Managers in key markets in the region are launching more ESG-themed ETFs to provide cost-efficient access to responsible investing products and differentiate themselves amid stiff competition.

When asked about their reasons for choosing ESG ETFs over ESG mutual funds, asset managers told Cerulli that ETFs are easier to implement given managers’ ESG capabilities, while others said ETFs provided more flexible, liquid, and lower-cost investment options.

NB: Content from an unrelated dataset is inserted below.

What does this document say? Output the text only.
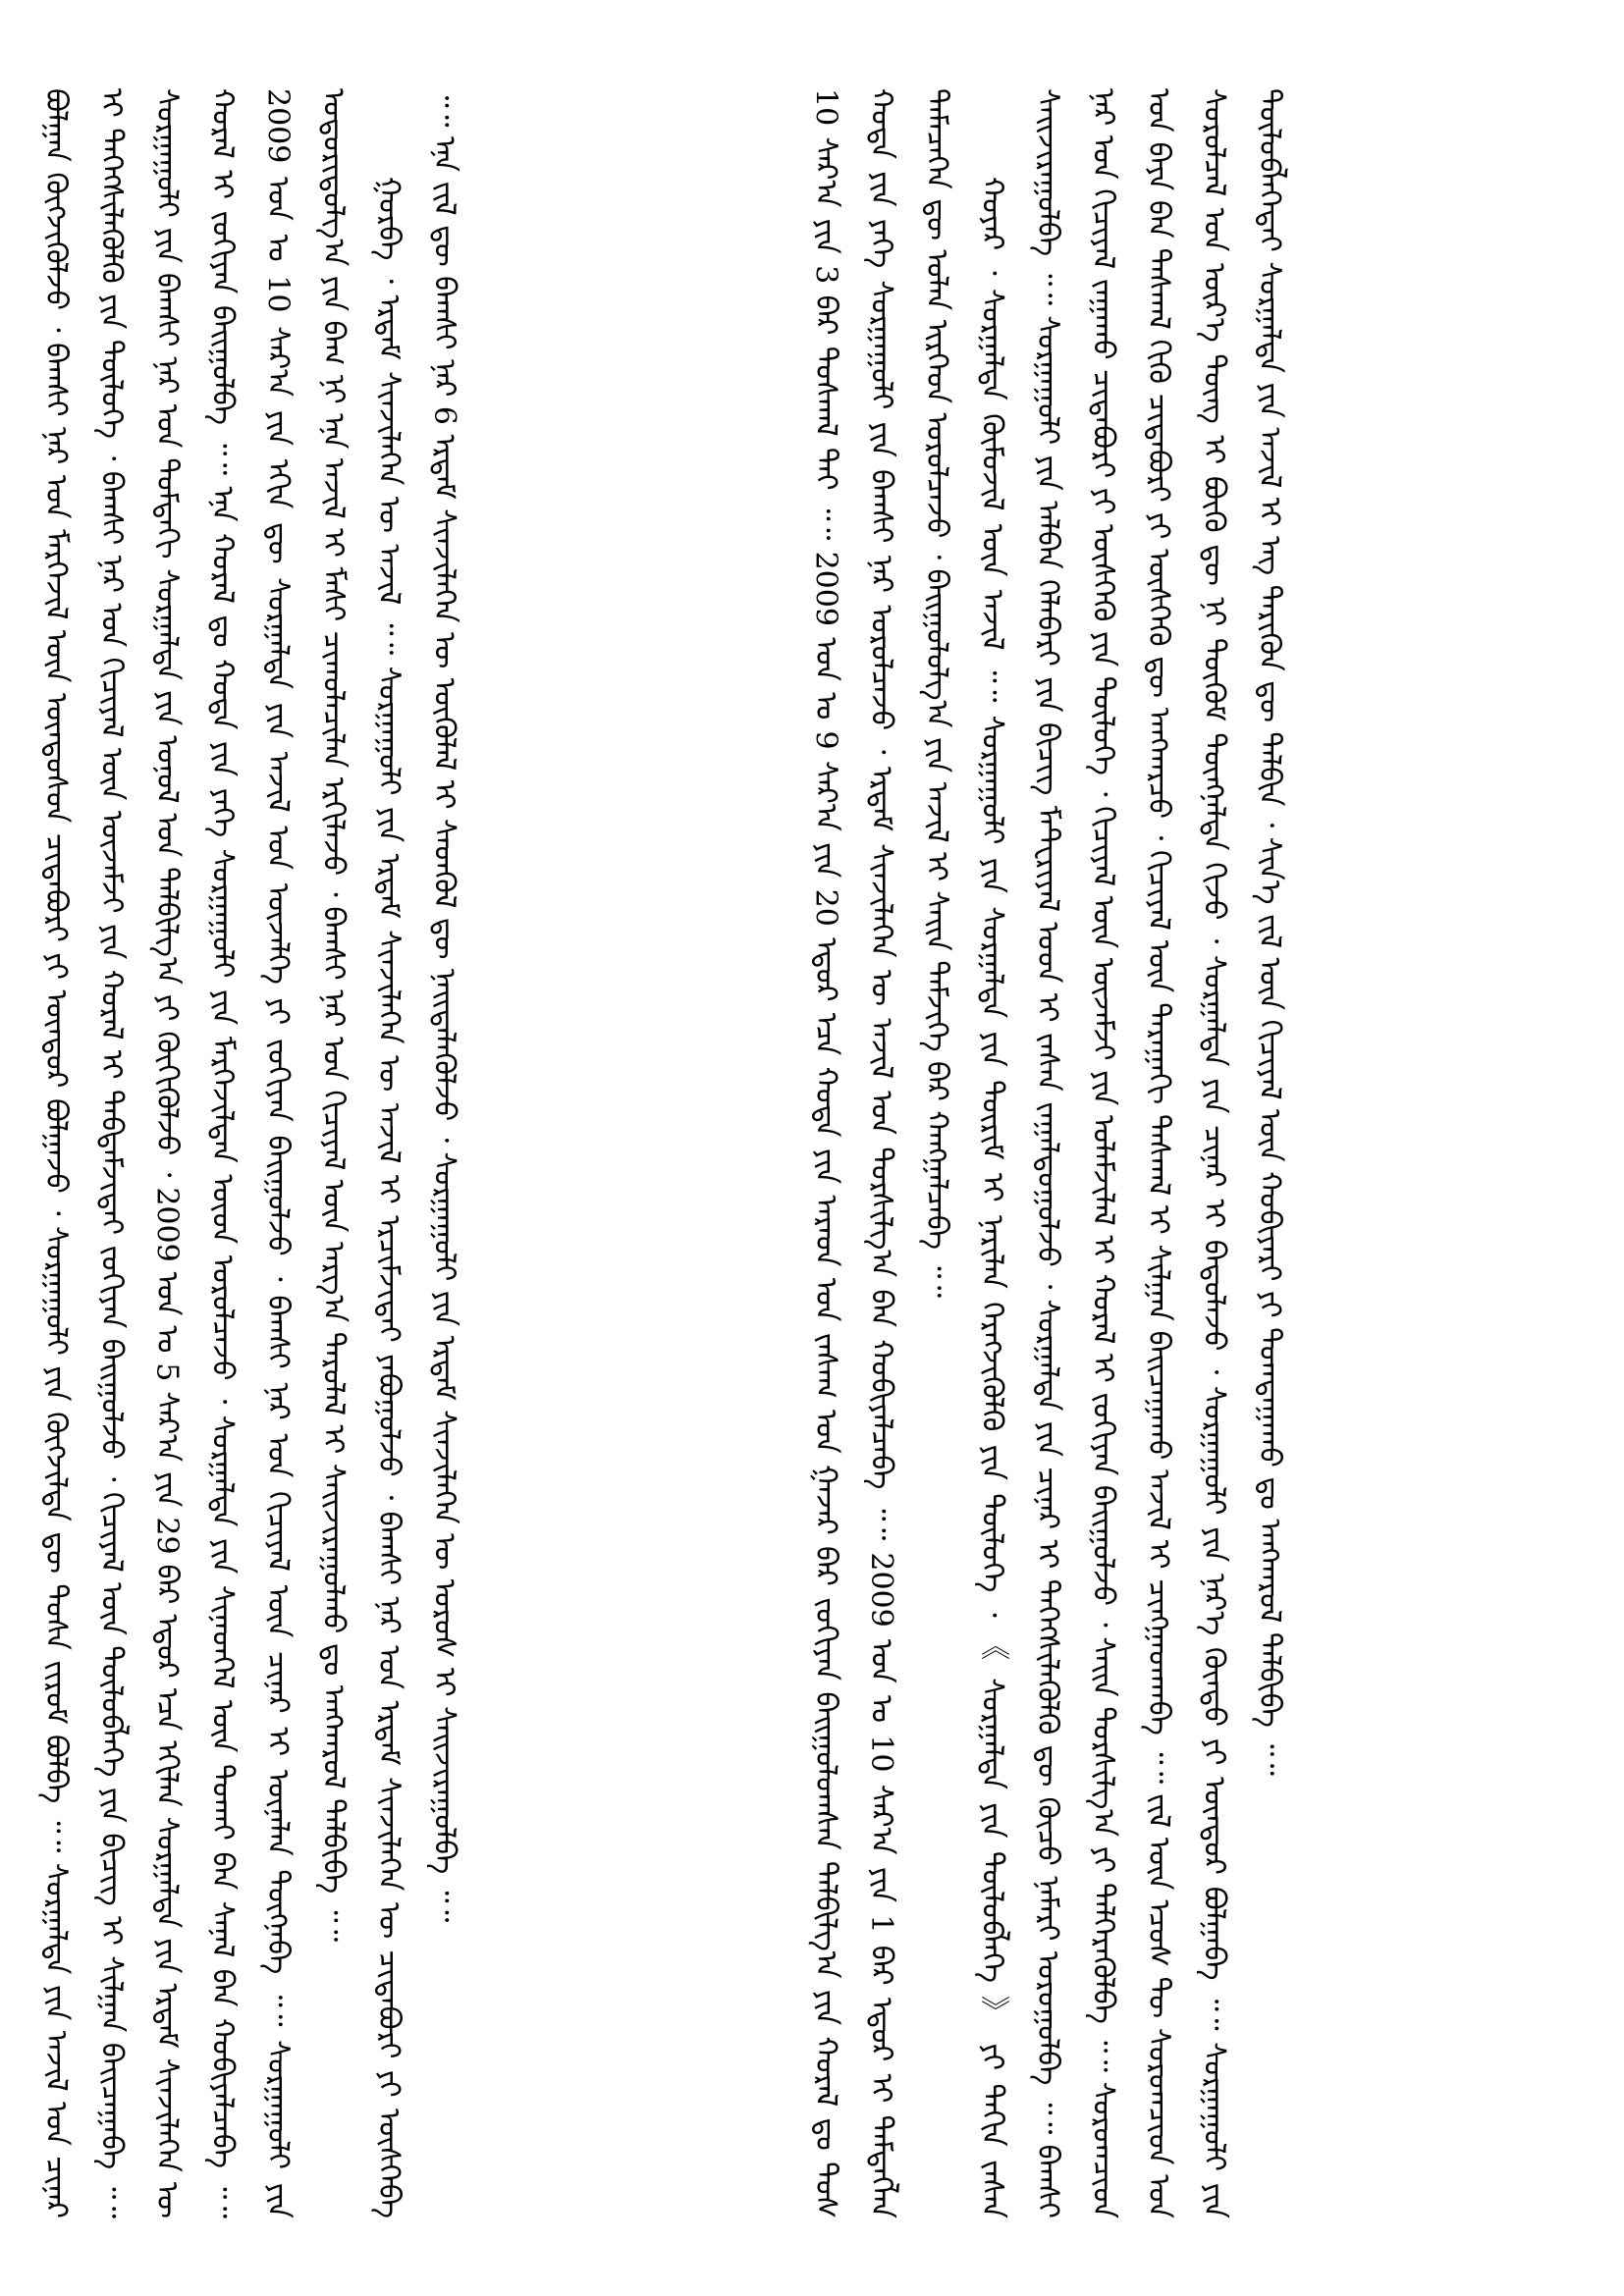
10 ᠰᠠᠷ᠎ᠠ ᠶᠢᠨ 3 ᠪᠡᠷ ᠳᠤᠰᠬᠠᠯ ᠲᠠᠢ ᠃᠃ 2009 ᠣᠨ ᠤ 9 ᠰᠠᠷ᠎ᠠ ᠶᠢᠨ 20 ᠡᠳᠦᠷ ᠡᠴᠡ ᠬᠣᠲᠠ ᠶᠢᠨ ᠠᠷᠠᠳ ᠤᠨ ᠵᠠᠰᠠᠭ ᠤᠨ ᠭᠠᠵᠠᠷ ᠪᠠᠷ ᠵᠣᠬᠢᠶᠠᠨ ᠪᠠᠢᠭᠤᠯᠤᠭᠰᠠᠨ ᠲᠠᠯᠪᠢᠯᠭ᠎ᠠ ᠶᠢᠨ ᠬᠤᠷᠠᠯ ᠳᠤ ᠲᠤᠰ ᠬᠣᠲᠠ ᠶᠢᠨ ᠶᠡᠬᠡ ᠰᠤᠷᠭᠠᠭᠤᠯᠢ ᠶᠢᠨ ᠪᠠᠭᠰᠢ ᠨᠠᠷ ᠣᠷᠤᠯᠴᠠᠵᠤ ᠂ ᠡᠷᠳᠡᠮ ᠰᠢᠨᠵᠢᠯᠡᠭᠡᠨ ᠦ ᠠᠵᠢᠯ ᠤᠨ ᠲᠤᠷᠰᠢᠯᠭ᠎ᠠ ᠪᠠᠨ ᠬᠤᠪᠢᠶᠠᠯᠴᠠᠪᠠ ᠃᠃ 2009 ᠣᠨ ᠤ 10 ᠰᠠᠷ᠎ᠠ ᠶᠢᠨ 1 ᠪᠡᠷ ᠡᠳᠦᠷ ᠢ ᠲᠡᠮᠳᠡᠭᠯᠡᠨ ᠲᠡᠮᠡᠴᠡᠭᠡᠨ ᠳᠦ ᠣᠯᠠᠨ ᠢᠷᠭᠡᠳ ᠣᠷᠤᠯᠴᠠᠵᠤ ᠂ ᠪᠠᠢᠭᠤᠯᠤᠯᠭ᠎ᠠ ᠶᠢᠨ ᠠᠵᠢᠯ ᠢ ᠰᠠᠢᠨ ᠳᠡᠮᠵᠢᠭᠡ ᠪᠡᠷ ᠬᠠᠩᠭᠠᠯᠴᠠᠪᠠ ᠃᠃ ᠬᠣᠶᠠᠷ ᠂ ᠰᠤᠷᠭᠠᠯᠲᠠ ᠬᠦᠮᠦᠵᠢᠯ ᠦᠨ ᠠᠵᠢᠯ ᠃᠃ ᠰᠤᠷᠭᠠᠭᠤᠯᠢ ᠶᠢᠨ ᠰᠤᠷᠭᠠᠯᠲᠠ ᠶᠢᠨ ᠳᠦᠷᠢᠮ ᠢ ᠨᠠᠷᠢᠯᠠᠨ ᠬᠡᠷᠡᠭᠵᠢᠭᠦᠯᠬᠦ ᠶᠢᠨ ᠲᠥᠯᠥᠭᠡ ᠂ 《 ᠰᠤᠷᠭᠠᠯᠲᠠ ᠶᠢᠨ ᠲᠥᠯᠥᠪᠯᠡᠭᠡ 》 ᠶᠢ ᠳᠠᠬᠢᠨ ᠵᠠᠰᠠᠨ ᠰᠠᠢᠵᠢᠷᠠᠭᠤᠯᠪᠠ ᠃᠃ ᠰᠤᠷᠭᠠᠭᠤᠯᠢ ᠶᠢᠨ ᠠᠯᠪᠠᠨ ᠬᠡᠯᠡᠪᠡᠷᠢ ᠶᠢᠨ ᠪᠢᠴᠢᠭ ᠮᠠᠲ᠋ᠧᠷᠢᠶᠠᠯ ᠤᠳ ᠢ ᠵᠠᠰᠠᠨ ᠵᠠᠭᠠᠯᠳᠤᠭᠤᠯᠵᠤ ᠂ ᠰᠤᠷᠭᠠᠯᠲᠠ ᠶᠢᠨ ᠴᠢᠨᠠᠷ ᠢ ᠳᠡᠭᠡᠭᠰᠢᠯᠡᠭᠦᠯᠬᠦ ᠳᠦ ᠬᠦᠴᠦ ᠨᠡᠮᠡᠷᠢ ᠣᠷᠤᠭᠤᠯᠪᠠ ᠃᠃ ᠪᠠᠭᠰᠢ ᠨᠠᠷ ᠤᠨ ᠬᠢᠴᠢᠶᠡᠯ ᠵᠠᠭᠠᠬᠤ ᠴᠢᠳᠠᠪᠤᠷᠢ ᠶᠢ ᠥᠰᠬᠡᠬᠦ ᠶᠢᠨ ᠲᠥᠯᠥᠭᠡ ᠂ ᠬᠢᠴᠢᠶᠡᠯ ᠦᠨ ᠦᠵᠡᠮᠵᠢ ᠶᠢᠨ ᠤᠯᠠᠮᠵᠢᠯᠠᠯ ᠢ ᠬᠤᠷᠠᠯ ᠢ ᠵᠣᠬᠢᠶᠠᠨ ᠪᠠᠢᠭᠤᠯᠵᠤ ᠂ ᠰᠠᠢᠨ ᠲᠤᠷᠰᠢᠯᠭ᠎ᠠ ᠶᠢ ᠳᠡᠯᠭᠡᠷᠡᠭᠦᠯᠪᠡ ᠃᠃ ᠰᠤᠷᠤᠭᠴᠢᠳ ᠤᠨ ᠪᠡᠶᠡ ᠪᠡᠨ ᠳᠠᠰᠬᠠᠯ ᠬᠢᠬᠦ ᠴᠢᠳᠠᠪᠤᠷᠢ ᠶᠢ ᠥᠰᠬᠡᠬᠦ ᠳᠦ ᠠᠨᠭᠬᠠᠷᠴᠤ ᠂ ᠬᠢᠴᠢᠶᠡᠯ ᠦᠨ ᠳᠠᠷᠠᠭᠠᠬᠢ ᠳᠠᠰᠬᠠᠯ ᠢ ᠰᠢᠯᠭᠠᠨ ᠪᠠᠢᠴᠠᠭᠠᠬᠤ ᠠᠵᠢᠯ ᠢ ᠴᠢᠩᠭᠠᠳᠬᠠᠪᠠ ᠃᠃ ᠵᠢᠯ ᠦᠨ ᠡᠴᠦᠰ ᠲᠦ ᠰᠤᠷᠤᠭᠴᠢᠳ ᠤᠨ ᠰᠤᠷᠤᠯᠴᠠᠯ ᠤᠨ ᠦᠷ᠎ᠡ ᠳᠦᠩ ᠢ ᠪᠦᠬᠦ ᠳᠦ ᠨᠢ ᠳᠦᠭᠦᠮ ᠳᠦᠩᠨᠡᠯᠲᠡ ᠬᠢᠵᠦ ᠂ ᠰᠤᠷᠭᠠᠯᠲᠠ ᠶᠢᠨ ᠴᠢᠨᠠᠷ ᠢ ᠪᠠᠲᠤᠯᠠᠵᠤ ᠂ ᠰᠤᠷᠭᠠᠭᠤᠯᠢ ᠶᠢᠨ ᠨᠡᠷ᠎ᠡ ᠬᠦᠨᠳᠦ ᠶᠢ ᠥᠨᠳᠦᠷ ᠪᠣᠯᠭᠠᠪᠠ ᠃᠃ ᠰᠤᠷᠭᠠᠭᠤᠯᠢ ᠶᠢᠨ ᠲᠥᠯᠥᠪᠯᠡᠭᠡᠲᠡᠢ ᠰᠤᠷᠭᠠᠯᠲᠠ ᠶᠢᠨ ᠠᠵᠢᠯ ᠢ ᠡᠩ ᠲᠡᠷᠢᠭᠦᠨ ᠳᠦ ᠲᠠᠯᠪᠢᠨ ᠂ ᠰᠢᠨ᠎ᠡ ᠵᠢᠯ ᠦᠨ ᠬᠢᠴᠢᠶᠡᠯ ᠦᠨ ᠬᠤᠪᠢᠶᠠᠷᠢ ᠶᠢ ᠲᠣᠭᠲᠠᠭᠠᠬᠤ ᠳᠤ ᠠᠩᠬᠠᠷᠤᠯ ᠲᠠᠯᠪᠢᠪᠠ ᠃᠃

ᠪᠣᠯᠭᠠᠨ ᠬᠥᠭᠵᠢᠭᠦᠯᠵᠦ ᠂ ᠪᠠᠭᠰᠢ ᠨᠠᠷ ᠤᠨ ᠮᠡᠷᠭᠡᠵᠢᠯ ᠦᠨ ᠦᠨᠳᠦᠰᠦᠨ ᠴᠢᠳᠠᠪᠤᠷᠢ ᠶᠢ ᠥᠨᠳᠦᠷ ᠪᠣᠯᠭᠠᠵᠤ ᠂ ᠰᠤᠷᠭᠠᠭᠤᠯᠢ ᠶᠢᠨ ᠬᠥᠭᠵᠢᠯᠲᠡ ᠳᠦ ᠲᠤᠰᠠ ᠵᠢᠷᠤᠮ ᠪᠣᠯᠪᠠ ᠃᠃ ᠰᠤᠷᠭᠠᠯᠲᠠ ᠶᠢᠨ ᠠᠵᠢᠯ ᠤᠨ ᠴᠢᠨᠠᠷ ᠢ ᠳᠡᠭᠡᠭᠰᠢᠯᠡᠭᠦᠯᠬᠦ ᠶᠢᠨ ᠲᠥᠯᠥᠭᠡ ᠂ ᠪᠠᠭᠰᠢ ᠨᠠᠷ ᠤᠨ ᠬᠢᠴᠢᠶᠡᠯ ᠦᠨ ᠦᠵᠡᠮᠵᠢ ᠶᠢᠨ ᠬᠤᠷᠠᠯ ᠢ ᠳᠠᠪᠲᠠᠮᠵᠢᠲᠠᠢ ᠵᠣᠬᠢᠶᠠᠨ ᠪᠠᠢᠭᠤᠯᠵᠤ ᠂ ᠬᠢᠴᠢᠶᠡᠯ ᠦᠨ ᠲᠥᠯᠥᠪᠯᠡᠭᠡ ᠶᠢᠨ ᠪᠢᠴᠢᠭ ᠢ ᠰᠢᠯᠭᠠᠨ ᠪᠠᠢᠴᠠᠭᠠᠪᠠ ᠃᠃ ᠰᠤᠷᠭᠠᠭᠤᠯᠢ ᠶᠢᠨ ᠪᠠᠭᠰᠢ ᠨᠠᠷ ᠤᠨ ᠳᠤᠮᠳᠠᠬᠢ ᠰᠤᠷᠭᠠᠯᠲᠠ ᠶᠢᠨ ᠣᠨᠤᠯ ᠤᠨ ᠲᠠᠯᠪᠢᠯᠭ᠎ᠠ ᠶᠢ ᠬᠥᠬᠢᠭᠦᠯᠵᠦ ᠂ 2009 ᠣᠨ ᠤ 5 ᠰᠠᠷ᠎ᠠ ᠶᠢᠨ 29 ᠪᠡᠷ ᠡᠳᠦᠷ ᠡᠴᠡ ᠡᠬᠢᠯᠡᠨ ᠰᠤᠷᠭᠠᠯᠲᠠ ᠶᠢᠨ ᠡᠷᠳᠡᠮ ᠰᠢᠨᠵᠢᠯᠡᠭᠡᠨ ᠦ ᠬᠤᠷᠠᠯ ᠢ ᠵᠣᠬᠢᠶᠠᠨ ᠪᠠᠢᠭᠤᠯᠪᠠ ᠃᠃ ᠡᠨᠡ ᠬᠤᠷᠠᠯ ᠳᠤ ᠬᠣᠲᠠ ᠶᠢᠨ ᠶᠡᠬᠡ ᠰᠤᠷᠭᠠᠭᠤᠯᠢ ᠶᠢᠨ ᠮᠡᠷᠭᠡᠵᠢᠯᠲᠡᠨ ᠦᠳ ᠣᠷᠤᠯᠴᠠᠵᠤ ᠂ ᠰᠤᠷᠭᠠᠯᠲᠠ ᠶᠢᠨ ᠰᠢᠨᠡᠳᠬᠡᠯ ᠦᠨ ᠲᠤᠬᠠᠢ ᠪᠠᠨ ᠰᠠᠨᠠᠯ ᠪᠠᠨ ᠬᠤᠪᠢᠶᠠᠯᠴᠠᠪᠠ ᠃᠃ 2009 ᠣᠨ ᠤ 10 ᠰᠠᠷ᠎ᠠ ᠶᠢᠨ ᠡᠬᠢᠨ ᠳᠦ ᠰᠤᠷᠭᠠᠯᠲᠠ ᠶᠢᠨ ᠠᠵᠢᠯ ᠤᠨ ᠦᠵᠡᠯᠭᠡ ᠶᠢ ᠵᠣᠬᠢᠶᠠᠨ ᠪᠠᠢᠭᠤᠯᠵᠤ ᠂ ᠪᠠᠭᠰᠢ ᠨᠠᠷ ᠤᠨ ᠬᠢᠴᠢᠶᠡᠯ ᠦᠨ ᠴᠢᠨᠠᠷ ᠢ ᠦᠨᠡᠯᠡᠨ ᠳᠦᠭᠨᠡᠪᠡ ᠃᠃ ᠰᠤᠷᠭᠠᠭᠤᠯᠢ ᠶᠢᠨ ᠤᠳᠤᠷᠢᠳᠤᠯᠭ᠎ᠠ ᠶᠢᠨ ᠪᠠᠭ ᠨᠢ ᠡᠨᠡ ᠠᠵᠢᠯ ᠢ ᠮᠠᠰᠢ ᠴᠢᠬᠤᠯᠠᠴᠢᠯᠠᠨ ᠡᠷᠬᠢᠯᠡᠵᠦ ᠂ ᠪᠠᠭᠰᠢ ᠨᠠᠷ ᠤᠨ ᠬᠢᠴᠢᠶᠡᠯ ᠦᠨ ᠠᠷᠭ᠎ᠠ ᠳᠠᠷᠤᠯᠠᠯ ᠢ ᠰᠠᠢᠵᠢᠷᠠᠭᠤᠯᠬᠤ ᠳᠤ ᠠᠩᠬᠠᠷᠤᠯ ᠲᠠᠯᠪᠢᠪᠠ ᠃᠃ ᠭᠤᠷᠪᠠ ᠂ ᠡᠷᠳᠡᠮ ᠰᠢᠨᠵᠢᠯᠡᠭᠡᠨ ᠦ ᠠᠵᠢᠯ ᠃᠃ ᠰᠤᠷᠭᠠᠭᠤᠯᠢ ᠶᠢᠨ ᠡᠷᠳᠡᠮ ᠰᠢᠨᠵᠢᠯᠡᠭᠡᠨ ᠦ ᠠᠵᠢᠯ ᠢ ᠡᠷᠴᠢᠮᠵᠢᠲᠡᠢ ᠶᠠᠪᠤᠭᠤᠯᠵᠤ ᠂ ᠪᠠᠭᠰᠢ ᠨᠠᠷ ᠤᠨ ᠡᠷᠳᠡᠮ ᠰᠢᠨᠵᠢᠯᠡᠭᠡᠨ ᠦ ᠴᠢᠳᠠᠪᠤᠷᠢ ᠶᠢ ᠥᠰᠬᠡᠪᠡ ᠃᠃ ᠡᠨᠡ ᠵᠢᠯ ᠳᠦ ᠪᠠᠭᠰᠢ ᠨᠠᠷ 6 ᠡᠷᠳᠡᠮ ᠰᠢᠨᠵᠢᠯᠡᠭᠡᠨ ᠦ ᠥᠭᠦᠯᠡᠯ ᠢ ᠰᠡᠳᠬᠦᠯ ᠳᠦ ᠨᠡᠢᠲᠡᠯᠡᠭᠦᠯᠵᠦ ᠂ ᠰᠤᠷᠭᠠᠭᠤᠯᠢ ᠶᠢᠨ ᠡᠷᠳᠡᠮ ᠰᠢᠨᠵᠢᠯᠡᠭᠡᠨ ᠦ ᠤᠷᠤᠰ ᠢ ᠰᠠᠢᠵᠢᠷᠠᠭᠤᠯᠪᠠ ᠃᠃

Managers are also likely trying to attract young investors to ESG ETFs, on the back of the Covid-19 pandemic, which provided opportunities to invest in low-cost, sustainable ideas. In fact, the past decade has seen a rise in robo-advisory services offering low-cost investment solutions to retail clients in Asia. In Singapore, for example, robo-advisers are offering thematic investing, including ESG-themed funds, in addition to traditional goal-based investing.

Negative screening

According to Cerulli, some industry players believe more active mutual fund managers, compared to ETF managers, are typically more involved in ESG engagement to spur companies towards improving their ESG performance.

However, not all ESG ETFs solely rely on a straightforward negative screening process. Some proactively incorporate stocks which they deem to have improved ESG ratings, while some have well-documented ESG processes and practices.

“The pace of ESG ETF launches in the Asia-Pacific is expected to persist as investors seek cheaper alternatives to invest sustainably,” says Cerulli associate analyst Ng Hao Qin.

“Although there are concerns that such funds may not be sufficient for implementing a sustainable investing strategy, some of them have proven to have well-documented ESG processes or practices, while retaining their advantages of providing transparency, liquidity, and flexibility for investors.”